With 370 prebuilt templates, the low-code/no-code Power Automate enables citizen developers to automate all kinds of personal workflows. Just set up a trigger event to initiate a sequence of actions:
“If I get an email from X, do Y and Z.”
“If Power BI sends this alert, message these people in Teams.”
Watching this video is probably the quickest way to grasp the concept.
Still Stumped? We’ve Got Fresh Eyes & Mad Skills
There are two common roadblocks to mastering the automation mindset. We can help you hurdle both.
1. What’s wrong with this process?
Like I said, you’ve been working it so long, you don’t see it anymore, even with your new process-oriented eyes. This is where business analysts like me come in. Run the process for our fresh eyes. We’ll help you determine where you might be able to cut a few steps via task restructuring. If we see greater efficiencies to be had, we may recommend a complete overhaul known as business process reengineering. It’s an opportunity to reimagine dated processes in the context of modern tech solutions. Bring us in to focus on one problematic process or to conduct a more comprehensive process inventory.
2. I have an automation vision, but the technology isn’t cooperating.
Global pandemic has rocketed automation to stardom, but this is still very much a developing field. We’ve been studying it since the beginning (which wasn’t really that long ago). We know the current limitations of various products and tools. Fortunately, our MINDs have been coding creative solutions for even longer than we’ve been automating. If your automation tech isn’t working for you, we can diagnose the problem and find or build a fix.
My favorite recent example here is a client who was struggling with their optical character recognition (OCR) software. This is a common problem in more advanced automation projects that incorporate less structured or analog data. We determined it was red text that was throwing off the OCR. The vendors involved couldn’t come up with any quick fixes, so we simply wrote code to convert all red text to black. I love being part of a team that is equally comfortable developing high-level business strategy and technical troubleshooting.
Automate to Work Smarter
Automation isn’t a must-have tech platform.
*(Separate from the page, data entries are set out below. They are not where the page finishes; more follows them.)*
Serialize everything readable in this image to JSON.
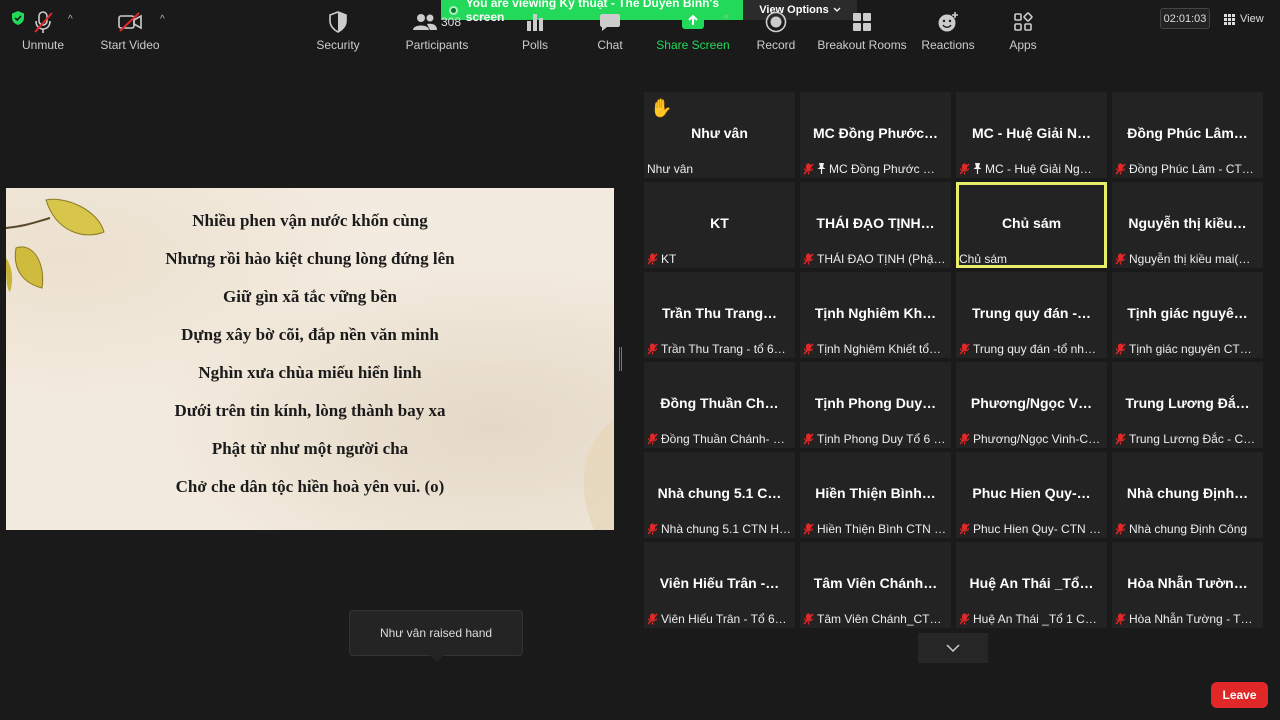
{
  "top_bar": {
    "viewing_banner": "You are viewing Kỹ thuật - Thể Duyên Bình's screen",
    "view_options": "View Options",
    "timer": "02:01:03",
    "view_label": "View"
  },
  "shared_screen": {
    "poem_lines": [
      "Nhiều phen vận nước khốn cùng",
      "Nhưng rồi hào kiệt chung lòng đứng lên",
      "Giữ gìn xã tắc vững bền",
      "Dựng xây bờ cõi, đắp nền văn minh",
      "Nghìn xưa chùa miếu hiển linh",
      "Dưới trên tin kính, lòng thành bay xa",
      "Phật từ như một người cha",
      "Chở che dân tộc hiền hoà yên vui. (o)"
    ]
  },
  "gallery": {
    "tiles": [
      {
        "title": "Như vân",
        "name": "Như vân",
        "muted": false,
        "pinned": false,
        "hand": true,
        "active": false
      },
      {
        "title": "MC Đồng Phước…",
        "name": "MC Đồng Phước …",
        "muted": true,
        "pinned": true,
        "hand": false,
        "active": false
      },
      {
        "title": "MC - Huệ Giải N…",
        "name": "MC - Huệ Giải Ng…",
        "muted": true,
        "pinned": true,
        "hand": false,
        "active": false
      },
      {
        "title": "Đồng Phúc Lâm…",
        "name": "Đồng Phúc Lâm - CT…",
        "muted": true,
        "pinned": false,
        "hand": false,
        "active": false
      },
      {
        "title": "KT",
        "name": "KT",
        "muted": true,
        "pinned": false,
        "hand": false,
        "active": false
      },
      {
        "title": "THÁI ĐẠO TỊNH…",
        "name": "THÁI ĐẠO TỊNH (Phật…",
        "muted": true,
        "pinned": false,
        "hand": false,
        "active": false
      },
      {
        "title": "Chủ sám",
        "name": "Chủ sám",
        "muted": false,
        "pinned": false,
        "hand": false,
        "active": true
      },
      {
        "title": "Nguyễn thị kiều…",
        "name": "Nguyễn thị kiều mai(…",
        "muted": true,
        "pinned": false,
        "hand": false,
        "active": false
      },
      {
        "title": "Trần Thu Trang…",
        "name": "Trần Thu Trang - tổ 6…",
        "muted": true,
        "pinned": false,
        "hand": false,
        "active": false
      },
      {
        "title": "Tịnh Nghiêm Kh…",
        "name": "Tịnh Nghiêm Khiết tổ…",
        "muted": true,
        "pinned": false,
        "hand": false,
        "active": false
      },
      {
        "title": "Trung quy đán -…",
        "name": "Trung quy đán -tổ nh…",
        "muted": true,
        "pinned": false,
        "hand": false,
        "active": false
      },
      {
        "title": "Tịnh giác nguyê…",
        "name": "Tịnh giác nguyên CT…",
        "muted": true,
        "pinned": false,
        "hand": false,
        "active": false
      },
      {
        "title": "Đồng Thuần Ch…",
        "name": "Đồng Thuần Chánh- …",
        "muted": true,
        "pinned": false,
        "hand": false,
        "active": false
      },
      {
        "title": "Tịnh Phong Duy…",
        "name": "Tịnh Phong Duy Tổ 6 …",
        "muted": true,
        "pinned": false,
        "hand": false,
        "active": false
      },
      {
        "title": "Phương/Ngọc V…",
        "name": "Phương/Ngọc Vinh-C…",
        "muted": true,
        "pinned": false,
        "hand": false,
        "active": false
      },
      {
        "title": "Trung Lương Đắ…",
        "name": "Trung Lương Đắc - C…",
        "muted": true,
        "pinned": false,
        "hand": false,
        "active": false
      },
      {
        "title": "Nhà chung 5.1 C…",
        "name": "Nhà chung 5.1 CTN H…",
        "muted": true,
        "pinned": false,
        "hand": false,
        "active": false
      },
      {
        "title": "Hiền Thiện Bình…",
        "name": "Hiền Thiện Bình  CTN …",
        "muted": true,
        "pinned": false,
        "hand": false,
        "active": false
      },
      {
        "title": "Phuc Hien Quy-…",
        "name": "Phuc Hien Quy- CTN …",
        "muted": true,
        "pinned": false,
        "hand": false,
        "active": false
      },
      {
        "title": "Nhà chung Định…",
        "name": "Nhà chung Định Công",
        "muted": true,
        "pinned": false,
        "hand": false,
        "active": false
      },
      {
        "title": "Viên Hiếu Trân -…",
        "name": "Viên Hiếu Trân - Tổ 6…",
        "muted": true,
        "pinned": false,
        "hand": false,
        "active": false
      },
      {
        "title": "Tâm Viên Chánh…",
        "name": "Tâm Viên Chánh_CTN…",
        "muted": true,
        "pinned": false,
        "hand": false,
        "active": false
      },
      {
        "title": "Huệ An Thái _Tổ…",
        "name": "Huệ An Thái _Tổ 1 CT…",
        "muted": true,
        "pinned": false,
        "hand": false,
        "active": false
      },
      {
        "title": "Hòa Nhẫn Tườn…",
        "name": "Hòa Nhẫn Tường - T…",
        "muted": true,
        "pinned": false,
        "hand": false,
        "active": false
      }
    ]
  },
  "tooltip": {
    "text": "Như vân raised hand"
  },
  "toolbar": {
    "unmute": "Unmute",
    "start_video": "Start Video",
    "security": "Security",
    "participants": "Participants",
    "participants_count": "308",
    "polls": "Polls",
    "chat": "Chat",
    "share_screen": "Share Screen",
    "record": "Record",
    "breakout_rooms": "Breakout Rooms",
    "reactions": "Reactions",
    "apps": "Apps",
    "leave": "Leave"
  },
  "colors": {
    "accent_green": "#23d959",
    "leave_red": "#e02828",
    "active_speaker": "#e7ef6a",
    "muted_red": "#e02828"
  }
}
It isn’t Pega, Power Automate or UiPath, although those are all excellent tools to collaborate with digital workers. Automation is empowering human workers to take control of and optimize their processes. It is re-envisioning work so people can reach their full potential. Workforce Ascension & Enhancement begins with adopting an automation mindset. It’s the WAE forward.
About Justin
Justin Dubreuil has been solving business problems since he was 13. His mom managed a medical office where he helped the good doctor build his IT network and install workstations in each exam room. “I’ve always had an innate sense for what a business needs, and if it isn’t obvious, I’m driven to figure it out.” That’s probably why his older brother was successful in persuading Justin to switch his major from environmental science (park ranger career track) to business management.
As a business analyst, Justin has painstakingly documented and optimized countless processes across several industries. His affinity for working with healthcare providers continues. In the national push for electronic health record adoption, he helped a thousand different Maryland providers achieve “meaningful use.”
When he’s not reengineering business processes, Justin unwinds by rising to any and every cooking challenge presented. He’s known statewide for his ribs, smoked pork and pit beef. On the weekends, he gets to fulfill his park ranger dream, enjoying the great outdoors with his wife of 12 years, their 9-year-old son, 4-year-old daughter, and three dogs.